Curitiba O Brasil já enfrentou quase todo tipo de disputa com seus vizinhos sul-americanos. Guerreou com o Paraguai, anexou o Uruguai, teve de negociar limites de território com várias nações. Apesar disso, o tipo de conflito de interesses que o país vive atualmente com a Bolívia é inédito para nossa diplomacia. Por um lado, envolve dois países que não estão automaticamente alinhados a um líder mundial. Portanto, as partes precisam resolver os problemas entre si, sem apaziguamentos externos. Por outro lado, a disputa é entre duas nações que não querem e nem devem resolver suas questões na base da pressão militar.
"Estamos tendo de aprender a conviver com essas novas relações", afirma a professora da USP Maria Aparecida de Aquino, doutora em História Contemporânea. Segundo ela, durante boa parte do século 20, os conflitos entre as nações eram resolvidos por decreto do governo norte-americano. "Quando há um padrinho do tamanho dos Estados Unidos, nunca se chega a uma situação limite", opina a professora.
Só em anos recentes, a situação tomou novos rumos, com ares de decisões independentes nas relações internacionais.
Portanto, para encontrar algum paralelo para a dificuldade criada com a nacionalização do gás e do petróleo bolivianos, seria necessário voltar ao princípio da República brasileira e ao Império, quando o poder dos EUA ainda não dominava o cenário. E os cem anos que vão de nossa Independência até o começo do século 20 foram coalhados por questões internacionais envolvendo o Brasil.
Cardápio novo
O tipo de solução encontrado para os problemas da época, no entanto, não faz mais parte do cardápio nacional. "A política no começo da República, por exemplo, era de negociar mas ao mesmo tempo manter uma pressão militar", afirma o professor Everaldo de Oliveira Andrade, professor de História da América na Universidade de Guarulhos, em São Paulo. De acordo com ele, essa era a postura do Barão do Rio Branco, o diplomata que negociou alguns dos principais tratados de limites da nossa história.

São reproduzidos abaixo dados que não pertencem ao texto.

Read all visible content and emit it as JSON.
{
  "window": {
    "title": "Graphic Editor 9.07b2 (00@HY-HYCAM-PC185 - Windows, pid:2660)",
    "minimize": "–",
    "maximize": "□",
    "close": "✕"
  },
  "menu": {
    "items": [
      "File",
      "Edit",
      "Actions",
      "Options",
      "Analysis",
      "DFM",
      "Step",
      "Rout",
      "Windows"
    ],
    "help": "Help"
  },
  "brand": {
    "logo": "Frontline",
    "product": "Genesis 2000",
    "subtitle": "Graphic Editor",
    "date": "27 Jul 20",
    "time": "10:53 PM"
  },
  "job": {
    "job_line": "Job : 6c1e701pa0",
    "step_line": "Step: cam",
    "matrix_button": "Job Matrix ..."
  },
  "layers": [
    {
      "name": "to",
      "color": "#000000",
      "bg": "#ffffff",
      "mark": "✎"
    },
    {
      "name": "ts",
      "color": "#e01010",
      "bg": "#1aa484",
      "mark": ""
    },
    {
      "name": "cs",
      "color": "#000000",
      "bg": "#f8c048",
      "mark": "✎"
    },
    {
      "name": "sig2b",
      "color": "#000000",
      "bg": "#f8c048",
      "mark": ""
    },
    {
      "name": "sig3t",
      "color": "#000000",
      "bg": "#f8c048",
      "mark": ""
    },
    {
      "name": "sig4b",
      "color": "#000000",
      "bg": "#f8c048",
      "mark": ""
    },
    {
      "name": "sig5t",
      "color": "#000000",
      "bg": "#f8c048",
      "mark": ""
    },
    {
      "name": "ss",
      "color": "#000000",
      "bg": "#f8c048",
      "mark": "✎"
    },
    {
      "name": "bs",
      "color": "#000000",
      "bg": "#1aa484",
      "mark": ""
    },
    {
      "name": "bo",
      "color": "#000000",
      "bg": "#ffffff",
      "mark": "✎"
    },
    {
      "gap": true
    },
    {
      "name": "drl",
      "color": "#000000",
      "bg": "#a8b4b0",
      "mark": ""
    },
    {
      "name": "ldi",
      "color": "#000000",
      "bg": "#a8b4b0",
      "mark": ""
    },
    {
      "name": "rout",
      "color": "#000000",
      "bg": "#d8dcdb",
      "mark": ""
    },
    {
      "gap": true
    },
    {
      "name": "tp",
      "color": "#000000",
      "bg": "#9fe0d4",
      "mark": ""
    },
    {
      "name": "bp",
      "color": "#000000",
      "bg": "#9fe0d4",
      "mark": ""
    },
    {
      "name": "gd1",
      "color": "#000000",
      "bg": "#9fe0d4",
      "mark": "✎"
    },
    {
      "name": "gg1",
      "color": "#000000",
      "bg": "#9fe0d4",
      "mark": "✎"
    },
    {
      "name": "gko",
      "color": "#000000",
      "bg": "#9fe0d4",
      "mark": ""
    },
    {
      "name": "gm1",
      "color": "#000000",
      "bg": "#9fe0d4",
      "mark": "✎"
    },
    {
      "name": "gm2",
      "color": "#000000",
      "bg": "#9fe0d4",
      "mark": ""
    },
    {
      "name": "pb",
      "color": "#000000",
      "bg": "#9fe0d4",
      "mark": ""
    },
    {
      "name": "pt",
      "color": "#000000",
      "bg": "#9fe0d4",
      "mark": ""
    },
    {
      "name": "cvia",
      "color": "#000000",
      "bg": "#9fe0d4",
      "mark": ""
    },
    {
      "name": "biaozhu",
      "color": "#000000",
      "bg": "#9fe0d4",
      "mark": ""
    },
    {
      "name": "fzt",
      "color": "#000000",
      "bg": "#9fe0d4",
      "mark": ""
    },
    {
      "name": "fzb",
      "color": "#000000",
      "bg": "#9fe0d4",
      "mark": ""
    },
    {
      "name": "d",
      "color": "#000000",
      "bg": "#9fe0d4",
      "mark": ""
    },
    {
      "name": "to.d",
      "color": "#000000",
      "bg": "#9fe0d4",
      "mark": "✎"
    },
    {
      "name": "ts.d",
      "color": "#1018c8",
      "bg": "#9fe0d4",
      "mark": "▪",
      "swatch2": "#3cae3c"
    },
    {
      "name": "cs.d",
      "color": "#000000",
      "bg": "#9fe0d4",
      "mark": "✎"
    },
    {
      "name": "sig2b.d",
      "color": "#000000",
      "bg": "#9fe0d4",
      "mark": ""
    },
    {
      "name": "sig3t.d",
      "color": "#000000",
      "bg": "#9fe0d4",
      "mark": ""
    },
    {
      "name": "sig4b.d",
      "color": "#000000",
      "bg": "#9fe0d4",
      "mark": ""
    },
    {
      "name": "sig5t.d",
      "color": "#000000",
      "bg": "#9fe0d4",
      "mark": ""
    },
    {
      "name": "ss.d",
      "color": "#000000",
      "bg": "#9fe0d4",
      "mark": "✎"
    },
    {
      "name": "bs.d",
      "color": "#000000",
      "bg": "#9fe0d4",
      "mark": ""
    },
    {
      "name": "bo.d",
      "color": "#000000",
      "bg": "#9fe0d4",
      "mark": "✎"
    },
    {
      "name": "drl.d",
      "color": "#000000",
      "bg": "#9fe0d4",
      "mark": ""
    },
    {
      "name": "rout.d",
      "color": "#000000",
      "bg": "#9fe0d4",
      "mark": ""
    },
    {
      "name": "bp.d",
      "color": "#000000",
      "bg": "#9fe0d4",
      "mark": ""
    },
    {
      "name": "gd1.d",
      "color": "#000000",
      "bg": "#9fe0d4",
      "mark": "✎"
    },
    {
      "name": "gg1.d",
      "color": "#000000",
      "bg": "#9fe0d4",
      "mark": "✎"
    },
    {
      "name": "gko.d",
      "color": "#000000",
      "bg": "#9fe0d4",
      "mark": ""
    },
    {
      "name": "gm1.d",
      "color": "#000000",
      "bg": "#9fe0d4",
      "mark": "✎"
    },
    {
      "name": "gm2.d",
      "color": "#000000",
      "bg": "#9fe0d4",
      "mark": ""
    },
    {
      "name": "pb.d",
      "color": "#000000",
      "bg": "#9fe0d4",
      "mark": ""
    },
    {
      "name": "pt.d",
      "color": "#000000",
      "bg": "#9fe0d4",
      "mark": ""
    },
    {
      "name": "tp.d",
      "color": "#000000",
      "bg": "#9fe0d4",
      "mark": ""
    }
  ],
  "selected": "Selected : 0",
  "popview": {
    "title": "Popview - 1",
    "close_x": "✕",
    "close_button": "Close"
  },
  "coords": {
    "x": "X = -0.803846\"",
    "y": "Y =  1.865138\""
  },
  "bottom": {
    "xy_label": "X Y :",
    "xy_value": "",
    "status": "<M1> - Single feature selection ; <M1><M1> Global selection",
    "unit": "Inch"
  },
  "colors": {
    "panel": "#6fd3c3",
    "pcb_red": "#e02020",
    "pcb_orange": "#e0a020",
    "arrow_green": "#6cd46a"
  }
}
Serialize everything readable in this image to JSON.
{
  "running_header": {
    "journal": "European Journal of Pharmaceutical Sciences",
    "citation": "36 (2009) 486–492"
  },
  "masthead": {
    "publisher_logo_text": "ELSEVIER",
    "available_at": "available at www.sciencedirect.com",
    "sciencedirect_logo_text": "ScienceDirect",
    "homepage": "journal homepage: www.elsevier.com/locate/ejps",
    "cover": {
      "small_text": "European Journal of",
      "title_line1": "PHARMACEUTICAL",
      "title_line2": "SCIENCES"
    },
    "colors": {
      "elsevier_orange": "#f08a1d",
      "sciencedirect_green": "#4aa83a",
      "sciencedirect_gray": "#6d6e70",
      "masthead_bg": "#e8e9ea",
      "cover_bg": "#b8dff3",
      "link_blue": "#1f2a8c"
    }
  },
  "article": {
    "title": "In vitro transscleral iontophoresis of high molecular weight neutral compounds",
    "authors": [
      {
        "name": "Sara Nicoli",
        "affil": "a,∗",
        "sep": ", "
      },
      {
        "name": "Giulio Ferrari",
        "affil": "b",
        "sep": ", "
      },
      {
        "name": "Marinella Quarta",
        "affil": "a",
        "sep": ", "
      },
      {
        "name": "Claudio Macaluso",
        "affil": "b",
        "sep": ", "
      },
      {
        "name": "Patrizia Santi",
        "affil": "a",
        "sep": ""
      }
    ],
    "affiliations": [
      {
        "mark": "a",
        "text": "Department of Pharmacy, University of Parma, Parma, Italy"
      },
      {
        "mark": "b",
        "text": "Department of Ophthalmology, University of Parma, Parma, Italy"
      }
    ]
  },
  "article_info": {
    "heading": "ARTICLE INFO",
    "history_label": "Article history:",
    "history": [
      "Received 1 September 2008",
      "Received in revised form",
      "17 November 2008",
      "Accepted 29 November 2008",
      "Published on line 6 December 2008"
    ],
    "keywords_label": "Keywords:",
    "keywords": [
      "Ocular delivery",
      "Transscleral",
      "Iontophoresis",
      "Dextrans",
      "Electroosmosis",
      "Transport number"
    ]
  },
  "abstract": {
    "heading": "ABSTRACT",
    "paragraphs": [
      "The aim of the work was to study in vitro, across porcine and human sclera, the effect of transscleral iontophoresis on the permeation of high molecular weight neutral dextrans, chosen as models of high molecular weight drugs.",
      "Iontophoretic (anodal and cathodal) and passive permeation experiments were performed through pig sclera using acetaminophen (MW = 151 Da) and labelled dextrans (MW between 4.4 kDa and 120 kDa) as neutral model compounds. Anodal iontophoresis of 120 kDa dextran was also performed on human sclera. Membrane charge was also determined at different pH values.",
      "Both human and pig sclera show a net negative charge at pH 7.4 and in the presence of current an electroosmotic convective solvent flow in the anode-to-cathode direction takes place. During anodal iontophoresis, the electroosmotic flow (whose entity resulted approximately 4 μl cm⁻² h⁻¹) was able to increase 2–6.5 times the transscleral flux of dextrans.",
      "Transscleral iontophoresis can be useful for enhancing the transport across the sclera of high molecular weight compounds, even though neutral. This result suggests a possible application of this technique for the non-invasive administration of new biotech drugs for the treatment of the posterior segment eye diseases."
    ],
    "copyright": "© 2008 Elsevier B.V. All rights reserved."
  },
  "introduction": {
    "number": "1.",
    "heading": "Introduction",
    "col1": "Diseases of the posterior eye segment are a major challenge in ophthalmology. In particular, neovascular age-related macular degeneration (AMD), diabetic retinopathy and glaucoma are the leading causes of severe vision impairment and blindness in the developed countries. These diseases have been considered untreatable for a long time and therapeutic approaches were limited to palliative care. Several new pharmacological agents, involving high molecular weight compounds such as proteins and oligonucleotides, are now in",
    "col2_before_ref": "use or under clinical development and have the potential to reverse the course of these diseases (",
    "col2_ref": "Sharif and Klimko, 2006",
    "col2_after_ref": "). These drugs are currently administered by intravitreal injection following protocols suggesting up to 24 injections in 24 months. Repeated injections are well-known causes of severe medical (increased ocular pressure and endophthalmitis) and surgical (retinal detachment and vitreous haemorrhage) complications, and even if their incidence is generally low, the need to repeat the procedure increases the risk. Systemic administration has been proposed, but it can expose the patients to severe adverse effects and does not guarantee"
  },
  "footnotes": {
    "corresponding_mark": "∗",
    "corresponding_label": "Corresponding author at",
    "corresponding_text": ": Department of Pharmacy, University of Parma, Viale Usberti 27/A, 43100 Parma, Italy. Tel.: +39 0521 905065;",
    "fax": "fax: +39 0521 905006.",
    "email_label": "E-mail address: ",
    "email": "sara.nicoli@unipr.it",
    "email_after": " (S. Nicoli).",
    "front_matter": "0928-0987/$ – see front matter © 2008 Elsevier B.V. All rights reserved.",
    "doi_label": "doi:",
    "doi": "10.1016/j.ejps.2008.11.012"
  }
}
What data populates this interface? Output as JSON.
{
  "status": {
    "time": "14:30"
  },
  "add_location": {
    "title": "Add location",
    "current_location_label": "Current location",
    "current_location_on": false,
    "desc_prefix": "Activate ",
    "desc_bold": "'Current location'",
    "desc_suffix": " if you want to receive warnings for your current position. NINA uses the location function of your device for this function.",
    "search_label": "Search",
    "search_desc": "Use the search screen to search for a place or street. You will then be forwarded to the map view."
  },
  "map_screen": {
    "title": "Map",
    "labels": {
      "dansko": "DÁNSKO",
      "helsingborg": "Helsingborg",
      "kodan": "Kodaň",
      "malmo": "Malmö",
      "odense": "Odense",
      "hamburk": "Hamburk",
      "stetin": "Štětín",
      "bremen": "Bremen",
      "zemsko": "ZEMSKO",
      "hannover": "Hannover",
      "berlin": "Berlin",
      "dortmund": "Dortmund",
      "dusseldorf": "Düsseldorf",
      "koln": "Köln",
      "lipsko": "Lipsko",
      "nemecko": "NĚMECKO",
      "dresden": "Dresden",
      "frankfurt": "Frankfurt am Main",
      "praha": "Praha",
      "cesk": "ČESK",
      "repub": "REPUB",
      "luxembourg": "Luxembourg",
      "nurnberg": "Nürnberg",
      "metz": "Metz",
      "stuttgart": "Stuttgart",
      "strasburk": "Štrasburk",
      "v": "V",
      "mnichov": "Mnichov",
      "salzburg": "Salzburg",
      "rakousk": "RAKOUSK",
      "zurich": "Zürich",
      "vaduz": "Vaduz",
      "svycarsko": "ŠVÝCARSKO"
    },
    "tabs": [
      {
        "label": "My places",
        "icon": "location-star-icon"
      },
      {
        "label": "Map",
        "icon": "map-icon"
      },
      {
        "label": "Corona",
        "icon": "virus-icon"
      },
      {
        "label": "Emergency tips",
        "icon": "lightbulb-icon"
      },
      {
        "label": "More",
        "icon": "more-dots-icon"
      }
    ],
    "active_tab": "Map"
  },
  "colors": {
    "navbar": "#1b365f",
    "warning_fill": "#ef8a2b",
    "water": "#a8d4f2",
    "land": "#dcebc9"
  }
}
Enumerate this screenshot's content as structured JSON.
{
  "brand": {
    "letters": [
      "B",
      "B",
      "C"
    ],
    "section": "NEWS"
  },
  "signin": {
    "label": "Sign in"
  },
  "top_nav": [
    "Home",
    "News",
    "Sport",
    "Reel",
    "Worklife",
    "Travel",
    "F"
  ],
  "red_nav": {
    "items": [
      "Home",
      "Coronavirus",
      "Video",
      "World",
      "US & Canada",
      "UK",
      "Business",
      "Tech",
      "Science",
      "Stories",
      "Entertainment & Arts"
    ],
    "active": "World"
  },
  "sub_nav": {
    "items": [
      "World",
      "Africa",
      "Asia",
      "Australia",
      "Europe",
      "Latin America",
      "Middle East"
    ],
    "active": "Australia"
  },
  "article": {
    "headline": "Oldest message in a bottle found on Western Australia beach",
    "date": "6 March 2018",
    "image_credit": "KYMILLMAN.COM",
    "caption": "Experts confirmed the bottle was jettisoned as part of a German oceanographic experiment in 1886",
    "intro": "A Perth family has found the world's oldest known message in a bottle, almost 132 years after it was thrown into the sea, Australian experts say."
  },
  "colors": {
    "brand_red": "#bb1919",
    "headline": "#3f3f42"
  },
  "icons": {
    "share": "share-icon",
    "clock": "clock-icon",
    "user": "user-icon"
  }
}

O caso da compra do Acre exemplifica bem o processo usado pelo Brasil na época. No fim das contas, o Tratado de Petrópolis, que deu o Acre ao Brasil em troca de várias compensações e não apenas de um cavalo, conforme insinuou o presidente boliviano Evo Morales foi uma operação diplomática. Antes disso, porém, milícias de civis brasileiros haviam invadido com armas o território acreano, que na época pertencia à Bolívia. E mesmo durante a negociação, a diplomacia brasileira nunca deixou que os bolivianos esquecessem que estavam tratando com um país maior e militarmente mais forte.
"Hoje, a força militar não é usada como um argumento", diz Andrade. Segundo ele, o Brasil até poderia manter uma pressão mais forte sobre o país vizinho, mas essa é uma política que caiu em desuso.
Para Maria Aparecida, a política do governo Lula em relação à Bolívia nas últimas semanas acaba por revelar qual é o caminho que o Brasil pretende tomar nesse novo tipo de conflito. "Quando o presidente diz que é preciso ter carinho com a Bolívia, mesmo em meio a esse processo, isso mostra de que lado a política brasileira vai nos colocar", afirma. Ela diz que o Brasil pretende ficar ao lado dos seus colegas com menor poder de fogo. O que deve mudar significativamente nossas relações internacionais.